Masyarakat Madiun pun resah. Salah satu warga bernama Basuki (48) asal Kelurahab Taman, prihatin kenapa Miras semakin bebas beredar. Padahal, Miras itu pangkal segala tindak kriminal, pencurian, tawuran, hingga kecelakaan lalu lintas.
“Kalau malam, sering ada anak muda mabuk habis minum miras ewat depan rumah dengan motor sambil teriak- teriak, jelas meresahkan warga,” ujar Basuki.

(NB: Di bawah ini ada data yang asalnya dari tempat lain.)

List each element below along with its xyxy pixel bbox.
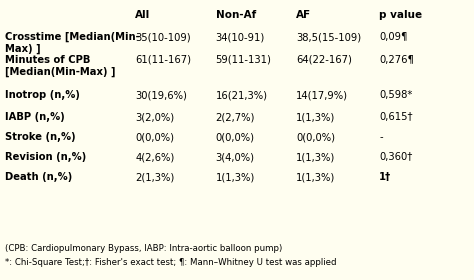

Petugas kata dia diakui kerap melakukan razia, namun peredaran Miras tanpa izin kenapa masih marak. Para penjual biasanya menyimpan di lokasi tersembunyi.
Kapolres Madiun Kota AKBP Wiwin Junianto Supriyadi, melalui Kasie Humas Polres Iptu Ubaidillah menegaskan pihak kepolisian tidak akan tinggal diam terhadap maraknya peredaran Miras ilegal.
“Kami akan terus melakukan operasi penertiban. Penjual yang berizin tetap wajib mengikuti aturan, sementara yang tidak berizin akan ditindak tegas sesuai hukum. Miras ilegal sering memicu tindak pidana, dan itu harus dihentikan,” tegasnya.
Masyarakat pun diimbau berperan aktif dengan melaporkan setiap aktivitas penjualan miras ilegal di lingkungannya. Dengan sinergi antara aparat dan warga, diharapkan Kota Madiun tetap aman, tertib, dan kondusif.